Before we broke for lunch, two ladies from the Life Center came to lecture on the dangers of premarital sex. They spoke of how it exposes you to diseases, unwanted pregnancy, financial ruin, and low self-esteem. Before that they took a survey of the kids to learn what forms of media they use and how many of those songs, TV shows, movies, and other things influence them to engage in sex, drugs, and rock and roll. "Who wants you to have sex before marriage?" the women asked. The kids named things like Hollywood, rap moguls, and the devil. The women said, "In all the years we've been doing this, that's the first time we've ever heard the devil brought up." I don't recall them mentioning once that extramarital sex is sinful. Once they were done I said to the kids, "Everything they said was true but they forgot to mention one thing: fornication is a mortal sin for which you will burn in hell for all eternity if you do not repent, confess and do penance."
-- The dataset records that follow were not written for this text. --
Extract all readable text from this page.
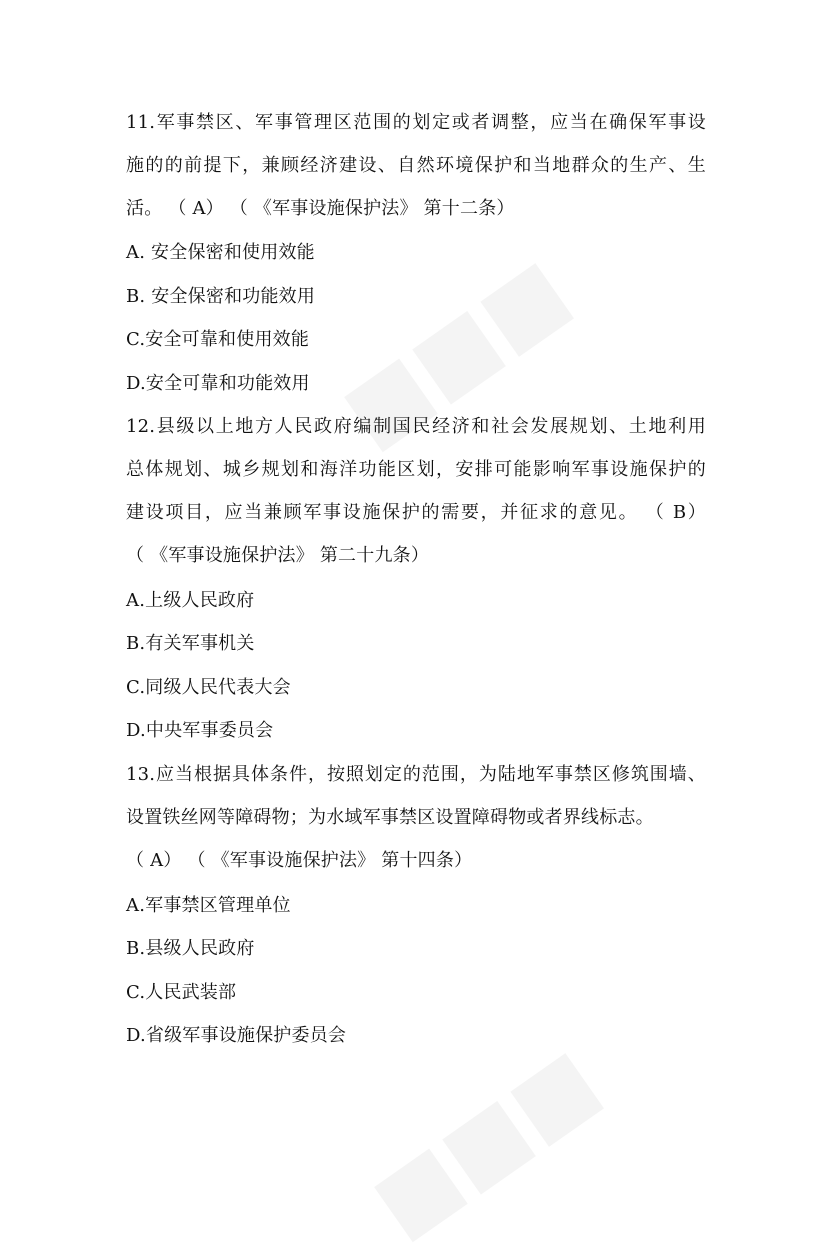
11.军事禁区、军事管理区范围的划定或者调整，应当在确保军事设
施的的前提下，兼顾经济建设、自然环境保护和当地群众的生产、生
活。 （ A） （ 《军事设施保护法》 第十二条）
A. 安全保密和使用效能
B. 安全保密和功能效用
C.安全可靠和使用效能
D.安全可靠和功能效用
12.县级以上地方人民政府编制国民经济和社会发展规划、土地利用
总体规划、城乡规划和海洋功能区划，安排可能影响军事设施保护的
建设项目，应当兼顾军事设施保护的需要，并征求的意见。 （ B）
（ 《军事设施保护法》 第二十九条）
A.上级人民政府
B.有关军事机关
C.同级人民代表大会
D.中央军事委员会
13.应当根据具体条件，按照划定的范围，为陆地军事禁区修筑围墙、
设置铁丝网等障碍物；为水域军事禁区设置障碍物或者界线标志。
（ A） （ 《军事设施保护法》 第十四条）
A.军事禁区管理单位
B.县级人民政府
C.人民武装部
D.省级军事设施保护委员会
Every time I'm in a position to teach either adults or children, I always emphasize that hell exists and it's possible to go there. St. Alphonsus Liguori put it best: "He who prays will be saved. He who does not pray will be damned." It's probable that I am the only man they will ever encounter in the entire course of their Catholic formation who will ever tell them this so I always make sure to paint a vivid picture. How often do you hear Catholic priests preach about salvation and damnation from the pulpit?

If the existence of hell is denied - or never, ever spoken about which practically amounts to the same thing - then the Christian religion is emptied of much of its meaning. If it's not possible to lose the game then what's the point of playing? If Jesus loves us, well, that's cool and all, but why is it necessary to follow him and not someone like Buddha who is much less demanding? If we don't need to be saved from our sins, then what was the crucifixion for? That sort of sentimental syrupy sweetness might be acceptable for women and children, but most men want no part of it.
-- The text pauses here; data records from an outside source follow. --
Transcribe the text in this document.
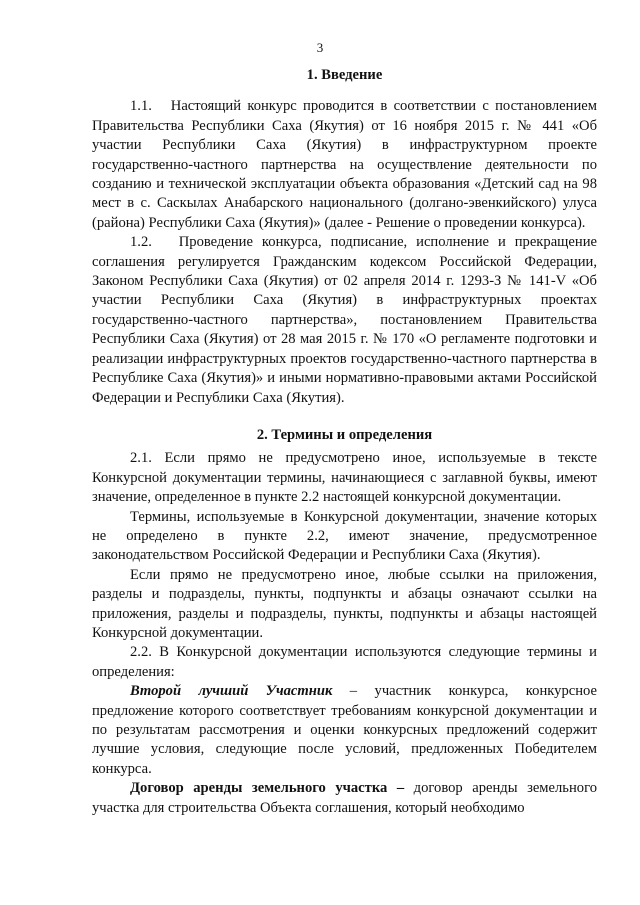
3
1. Введение

1.1.   Настоящий конкурс проводится в соответствии с постановлением Правительства Республики Саха (Якутия) от 16 ноября 2015 г. № 441 «Об участии Республики Саха (Якутия) в инфраструктурном проекте государственно-частного партнерства на осуществление деятельности по созданию и технической эксплуатации объекта образования «Детский сад на 98 мест в с. Саскылах Анабарского национального (долгано-эвенкийского) улуса (района) Республики Саха (Якутия)» (далее - Решение о проведении конкурса).

1.2.   Проведение конкурса, подписание, исполнение и прекращение соглашения регулируется Гражданским кодексом Российской Федерации, Законом Республики Саха (Якутия) от 02 апреля 2014 г. 1293-З № 141-V «Об участии Республики Саха (Якутия) в инфраструктурных проектах государственно-частного партнерства», постановлением Правительства Республики Саха (Якутия) от 28 мая 2015 г. № 170 «О регламенте подготовки и реализации инфраструктурных проектов государственно-частного партнерства в Республике Саха (Якутия)» и иными нормативно-правовыми актами Российской Федерации и Республики Саха (Якутия).

2. Термины и определения

2.1. Если прямо не предусмотрено иное, используемые в тексте Конкурсной документации термины, начинающиеся с заглавной буквы, имеют значение, определенное в пункте 2.2 настоящей конкурсной документации.

Термины, используемые в Конкурсной документации, значение которых не определено в пункте 2.2, имеют значение, предусмотренное законодательством Российской Федерации и Республики Саха (Якутия).

Если прямо не предусмотрено иное, любые ссылки на приложения, разделы и подразделы, пункты, подпункты и абзацы означают ссылки на приложения, разделы и подразделы, пункты, подпункты и абзацы настоящей Конкурсной документации.

2.2. В Конкурсной документации используются следующие термины и определения:

Второй лучший Участник – участник конкурса, конкурсное предложение которого соответствует требованиям конкурсной документации и по результатам рассмотрения и оценки конкурсных предложений содержит лучшие условия, следующие после условий, предложенных Победителем конкурса.

Договор аренды земельного участка – договор аренды земельного участка для строительства Объекта соглашения, который необходимо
It's both the cross and Christ. The kids were shocked when I spoke to them that way and began asking me many questions about whether this or that was a sin, and if God could ever forgive them. I said that there is no sin too great and no one's sins were too numerous for God to not forgive them. He will forgive any number of evils of any degree of iniquity so long as we are truly repentant and willing to change our lives. I was pleased that many availed themselves of the opportunity to confess. The pastor of that parish struck me as a good man doing the best he could given what he had to work with.
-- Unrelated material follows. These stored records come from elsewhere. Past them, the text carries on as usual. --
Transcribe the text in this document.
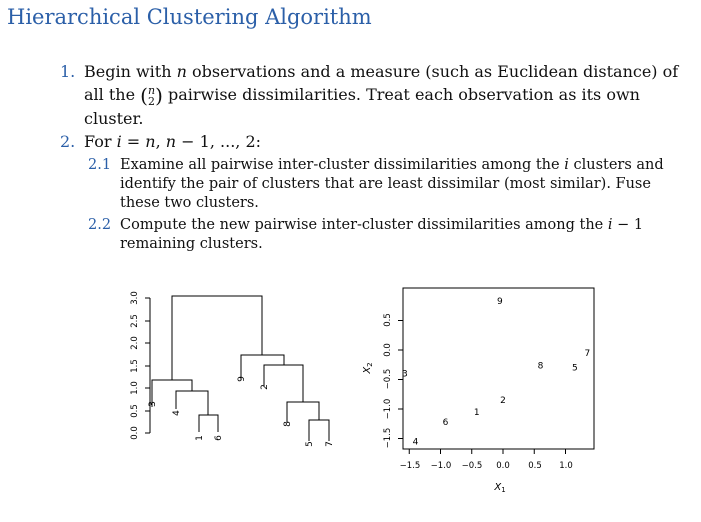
Hierarchical Clustering Algorithm
1. Begin with n observations and a measure (such as Euclidean distance) of all the ( n
2 ) pairwise dissimilarities. Treat each observation as its own cluster.
2. For i = n, n − 1, ..., 2:
2.1 Examine all pairwise inter-cluster dissimilarities among the i clusters and identify the pair of clusters that are least dissimilar (most similar). Fuse these two clusters.
2.2 Compute the new pairwise inter-cluster dissimilarities among the i − 1 remaining clusters.
0.0
0.5
1.0
1.5
2.0
2.5
3.0
3
4
1 6
9
2
8
5 7
−1.5 −1.0 −0.5 0.0 0.5 1.0
−1.5
−1.0
−0.5
0.0
0.5
$X_1$
$X_2$
1
2
3
4
5
6
7
8
9
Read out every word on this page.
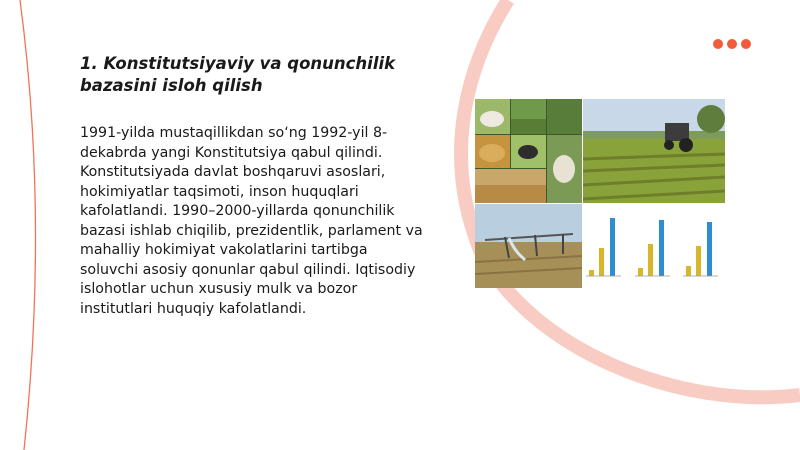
1. Konstitutsiyaviy va qonunchilik bazasini isloh qilish

1991-yilda mustaqillikdan so‘ng 1992-yil 8-dekabrda yangi Konstitutsiya qabul qilindi. Konstitutsiyada davlat boshqaruvi asoslari, hokimiyatlar taqsimoti, inson huquqlari kafolatlandi. 1990–2000-yillarda qonunchilik bazasi ishlab chiqilib, prezidentlik, parlament va mahalliy hokimiyat vakolatlarini tartibga soluvchi asosiy qonunlar qabul qilindi. Iqtisodiy islohotlar uchun xususiy mulk va bozor institutlari huquqiy kafolatlandi.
I'm a fierce critic of the Catholic education establishment, and they deserve to be fiercely criticized in many cases. But I've also learned that priests and lay catechists can do everything well and it still won't stick. If it isn't being reinforced at home - if the parents don't care - then it makes no difference how well or how poorly the teachers are doing their jobs. If the parents look at confirmation as simply graduation from CCD, then their children will walk away from the Church after high school. If God works a miracle of grace, then it's possible a few of them might come back and appear on EWTN to tell the story of how they fell away from the Church in college but came back.

Parents, remember what St. John Vianney once said from the pulpit on Sunday morning in front of all the little families from his backwater parish: if you do not form your own children in the faith, then you'll spend your first few years in hell preparing a warm welcome for your children when they join you there.